Bernie Sanders said at a press conference Wednesday that he will not suspend his presidential campaign after a second consecutive week of bruising primary losses to Joe Biden, telling reporters that he looks forward to Sunday's one-on-one debate.

Why it matters: Sanders' path to the nomination narrowed significantly after Biden built up his delegate lead in most of the states that voted Tuesday — including the key prize of Michigan, where Sanders' surprise win over Hillary Clinton in 2016 gave him a needed boost of momentum.

What he's saying: "What became even more apparent yesterday is that while we are currently losing the delegate count — approximately 800 delegates for Joe Biden and 660 for us — we are strongly winning in two enormously important areas which will determine the future of our country," Sanders said.

  • "Poll after poll, including exit polls, show that a strong majority of the American people support our progressive agenda."
  • "We are winning the generational debate. While Joe Biden continues to do very well with older Americans, especially those people over 65, our campaign continues to win the vast majority of the votes of younger people."

Between the lines: Sanders could have gone scorched earth on Biden — and he still could at Sunday's debate — but instead he took a more measured tone as part of a clear strategy to pressure Biden to adopt more progressive policies and language.

  • Sanders said Sunday's debate will show voters which candidate is best positioned to beat Trump — but we’ve seen throughout this cycle how debates don’t really change the standings of the race, and it's especially unlikely to happen this late in the primary.
  • It's more likely that Sanders will use the debate as a last push to define the policy parameters of the race.

The big picture: Sanders is facing calls to drop out from some prominent members of the Democratic Party who believe it's time to pivot to defeating President Trump in the general election.

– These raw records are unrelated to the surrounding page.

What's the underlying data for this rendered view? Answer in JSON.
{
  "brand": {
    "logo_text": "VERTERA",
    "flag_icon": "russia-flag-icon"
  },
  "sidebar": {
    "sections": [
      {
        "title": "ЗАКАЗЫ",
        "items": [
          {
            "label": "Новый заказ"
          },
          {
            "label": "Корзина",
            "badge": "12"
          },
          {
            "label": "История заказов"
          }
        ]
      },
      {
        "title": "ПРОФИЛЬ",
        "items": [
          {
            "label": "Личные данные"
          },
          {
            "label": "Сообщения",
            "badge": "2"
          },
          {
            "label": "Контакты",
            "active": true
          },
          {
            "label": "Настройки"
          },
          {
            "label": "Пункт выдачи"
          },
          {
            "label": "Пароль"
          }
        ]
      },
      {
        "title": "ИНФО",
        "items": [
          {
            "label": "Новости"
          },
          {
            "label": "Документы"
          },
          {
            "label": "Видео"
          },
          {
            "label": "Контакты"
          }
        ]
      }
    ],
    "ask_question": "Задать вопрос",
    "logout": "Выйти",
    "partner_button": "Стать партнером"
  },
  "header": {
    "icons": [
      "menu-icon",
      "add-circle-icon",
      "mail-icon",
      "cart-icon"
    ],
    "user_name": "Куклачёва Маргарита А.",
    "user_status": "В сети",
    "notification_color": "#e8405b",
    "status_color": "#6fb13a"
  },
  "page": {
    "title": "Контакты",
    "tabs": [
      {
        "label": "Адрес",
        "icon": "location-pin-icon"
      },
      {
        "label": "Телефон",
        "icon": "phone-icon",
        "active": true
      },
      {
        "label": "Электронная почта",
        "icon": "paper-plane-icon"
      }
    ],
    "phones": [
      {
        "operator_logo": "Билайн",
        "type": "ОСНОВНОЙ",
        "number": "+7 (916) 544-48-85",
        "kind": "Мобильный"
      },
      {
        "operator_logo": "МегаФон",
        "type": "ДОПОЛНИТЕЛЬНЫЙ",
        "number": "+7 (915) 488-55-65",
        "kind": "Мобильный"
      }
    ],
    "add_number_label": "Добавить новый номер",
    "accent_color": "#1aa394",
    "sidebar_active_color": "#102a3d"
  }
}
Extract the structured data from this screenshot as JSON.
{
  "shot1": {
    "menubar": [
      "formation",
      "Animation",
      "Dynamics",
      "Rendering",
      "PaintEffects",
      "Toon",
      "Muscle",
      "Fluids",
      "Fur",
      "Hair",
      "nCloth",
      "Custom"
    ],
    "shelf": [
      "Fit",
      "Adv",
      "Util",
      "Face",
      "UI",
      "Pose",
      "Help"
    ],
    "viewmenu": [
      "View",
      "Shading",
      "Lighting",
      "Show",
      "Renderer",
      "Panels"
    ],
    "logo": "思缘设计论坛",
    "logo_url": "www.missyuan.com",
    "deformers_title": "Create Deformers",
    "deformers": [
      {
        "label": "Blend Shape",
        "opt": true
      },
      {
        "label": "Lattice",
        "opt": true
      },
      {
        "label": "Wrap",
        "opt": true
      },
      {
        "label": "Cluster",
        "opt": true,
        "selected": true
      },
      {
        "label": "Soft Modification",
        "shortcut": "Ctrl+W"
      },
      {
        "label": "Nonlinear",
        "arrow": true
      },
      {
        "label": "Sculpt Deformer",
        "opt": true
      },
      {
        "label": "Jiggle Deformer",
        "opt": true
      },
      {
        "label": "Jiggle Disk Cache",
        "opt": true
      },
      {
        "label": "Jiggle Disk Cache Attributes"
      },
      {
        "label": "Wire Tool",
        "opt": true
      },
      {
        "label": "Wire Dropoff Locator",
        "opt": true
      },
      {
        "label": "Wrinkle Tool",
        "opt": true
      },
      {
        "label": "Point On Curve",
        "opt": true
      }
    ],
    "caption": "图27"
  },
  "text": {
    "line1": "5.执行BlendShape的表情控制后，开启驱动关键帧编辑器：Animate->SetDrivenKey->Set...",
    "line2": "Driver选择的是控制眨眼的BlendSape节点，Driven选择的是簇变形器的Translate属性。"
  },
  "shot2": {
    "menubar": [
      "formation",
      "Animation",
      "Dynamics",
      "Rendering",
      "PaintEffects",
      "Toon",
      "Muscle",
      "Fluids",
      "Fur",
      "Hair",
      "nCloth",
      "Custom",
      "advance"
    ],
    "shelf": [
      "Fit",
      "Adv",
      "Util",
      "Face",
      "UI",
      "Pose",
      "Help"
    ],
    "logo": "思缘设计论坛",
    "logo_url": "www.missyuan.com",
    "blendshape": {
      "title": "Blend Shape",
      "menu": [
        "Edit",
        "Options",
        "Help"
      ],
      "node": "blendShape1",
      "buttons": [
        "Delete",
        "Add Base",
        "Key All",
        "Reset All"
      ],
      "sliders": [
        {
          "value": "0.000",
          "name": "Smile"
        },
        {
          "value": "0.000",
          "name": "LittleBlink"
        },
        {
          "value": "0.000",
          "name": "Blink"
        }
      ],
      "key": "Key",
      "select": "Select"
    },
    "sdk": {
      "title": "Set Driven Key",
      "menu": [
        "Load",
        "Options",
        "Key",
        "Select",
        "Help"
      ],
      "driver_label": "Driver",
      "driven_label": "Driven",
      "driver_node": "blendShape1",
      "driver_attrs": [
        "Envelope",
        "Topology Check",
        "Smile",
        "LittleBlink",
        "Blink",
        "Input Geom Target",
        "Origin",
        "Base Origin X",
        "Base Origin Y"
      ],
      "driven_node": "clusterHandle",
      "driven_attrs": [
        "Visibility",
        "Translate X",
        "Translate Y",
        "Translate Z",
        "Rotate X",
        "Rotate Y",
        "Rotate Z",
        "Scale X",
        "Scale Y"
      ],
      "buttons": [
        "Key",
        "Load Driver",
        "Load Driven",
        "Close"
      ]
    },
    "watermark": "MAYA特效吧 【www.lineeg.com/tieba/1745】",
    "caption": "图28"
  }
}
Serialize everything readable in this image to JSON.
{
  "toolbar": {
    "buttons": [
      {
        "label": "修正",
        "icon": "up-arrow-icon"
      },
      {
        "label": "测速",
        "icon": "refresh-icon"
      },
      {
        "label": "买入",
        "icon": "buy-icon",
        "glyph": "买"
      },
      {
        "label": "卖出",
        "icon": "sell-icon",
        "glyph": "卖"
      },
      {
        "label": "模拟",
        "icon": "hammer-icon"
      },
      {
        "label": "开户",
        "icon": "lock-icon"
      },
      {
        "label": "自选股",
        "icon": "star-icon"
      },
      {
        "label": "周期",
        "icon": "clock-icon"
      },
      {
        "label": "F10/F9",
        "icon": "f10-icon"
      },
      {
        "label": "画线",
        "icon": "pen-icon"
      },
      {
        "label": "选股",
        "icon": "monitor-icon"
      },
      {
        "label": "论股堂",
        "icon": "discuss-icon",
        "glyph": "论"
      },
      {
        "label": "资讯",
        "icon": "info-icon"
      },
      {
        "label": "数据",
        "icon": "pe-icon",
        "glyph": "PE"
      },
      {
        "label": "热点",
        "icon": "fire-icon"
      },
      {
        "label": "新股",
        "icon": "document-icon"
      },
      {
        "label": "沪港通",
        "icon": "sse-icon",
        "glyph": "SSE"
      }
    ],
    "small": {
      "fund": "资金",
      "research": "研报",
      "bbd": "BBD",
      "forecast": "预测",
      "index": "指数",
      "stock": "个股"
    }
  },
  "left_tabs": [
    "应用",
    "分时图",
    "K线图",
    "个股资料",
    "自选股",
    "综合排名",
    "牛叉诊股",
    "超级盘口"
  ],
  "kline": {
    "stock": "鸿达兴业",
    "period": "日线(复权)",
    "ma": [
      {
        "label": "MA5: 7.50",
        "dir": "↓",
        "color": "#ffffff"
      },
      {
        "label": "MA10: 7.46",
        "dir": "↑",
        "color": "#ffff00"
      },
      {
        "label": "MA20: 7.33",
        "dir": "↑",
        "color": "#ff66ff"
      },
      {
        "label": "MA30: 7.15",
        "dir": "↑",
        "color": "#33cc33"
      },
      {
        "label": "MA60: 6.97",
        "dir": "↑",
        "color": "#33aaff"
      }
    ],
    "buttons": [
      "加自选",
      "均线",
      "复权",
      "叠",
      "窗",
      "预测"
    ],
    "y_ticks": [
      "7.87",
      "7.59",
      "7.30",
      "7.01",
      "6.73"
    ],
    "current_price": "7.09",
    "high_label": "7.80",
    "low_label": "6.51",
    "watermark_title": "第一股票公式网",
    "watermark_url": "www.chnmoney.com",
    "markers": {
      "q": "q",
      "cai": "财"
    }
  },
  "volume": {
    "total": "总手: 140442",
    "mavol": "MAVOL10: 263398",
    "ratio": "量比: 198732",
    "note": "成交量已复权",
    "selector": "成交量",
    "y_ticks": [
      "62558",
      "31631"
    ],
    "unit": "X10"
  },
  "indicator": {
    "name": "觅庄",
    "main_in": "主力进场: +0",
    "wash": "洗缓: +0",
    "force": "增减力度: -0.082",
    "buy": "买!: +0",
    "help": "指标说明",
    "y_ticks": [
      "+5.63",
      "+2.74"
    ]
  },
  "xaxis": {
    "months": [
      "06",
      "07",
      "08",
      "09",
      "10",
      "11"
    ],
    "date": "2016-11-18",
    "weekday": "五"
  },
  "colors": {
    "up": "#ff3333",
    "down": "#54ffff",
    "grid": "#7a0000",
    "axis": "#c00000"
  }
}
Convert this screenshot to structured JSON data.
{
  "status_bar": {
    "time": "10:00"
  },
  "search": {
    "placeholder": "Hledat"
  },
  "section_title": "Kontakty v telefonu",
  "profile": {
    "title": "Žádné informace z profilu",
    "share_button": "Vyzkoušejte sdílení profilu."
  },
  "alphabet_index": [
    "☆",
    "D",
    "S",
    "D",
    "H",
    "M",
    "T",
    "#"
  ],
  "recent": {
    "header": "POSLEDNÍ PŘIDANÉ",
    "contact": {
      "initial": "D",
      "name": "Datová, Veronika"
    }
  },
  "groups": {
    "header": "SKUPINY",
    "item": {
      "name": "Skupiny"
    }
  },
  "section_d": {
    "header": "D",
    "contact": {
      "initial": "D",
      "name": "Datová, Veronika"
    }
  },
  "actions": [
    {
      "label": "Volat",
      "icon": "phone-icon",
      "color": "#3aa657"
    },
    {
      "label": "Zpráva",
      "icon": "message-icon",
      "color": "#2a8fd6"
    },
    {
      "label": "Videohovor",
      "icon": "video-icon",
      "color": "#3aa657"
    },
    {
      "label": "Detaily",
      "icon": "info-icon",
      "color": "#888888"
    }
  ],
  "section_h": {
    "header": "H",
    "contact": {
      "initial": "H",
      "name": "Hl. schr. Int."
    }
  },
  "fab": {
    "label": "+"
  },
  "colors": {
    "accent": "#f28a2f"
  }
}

  • House Majority Whip James Clyburn (D-S.C.) said Tuesday that the Democratic National Committee should "step in" and cancel the debate now that Biden is the "prohibitive favorite" to win the nomination.
  • James Carville said on MSNBC: "Let's shut this puppy down. ... This thing is decided."
  • David Axelrod on CNN: "You’re gonna see enormous pressure from all elements of the party to yield to the results that we now can see."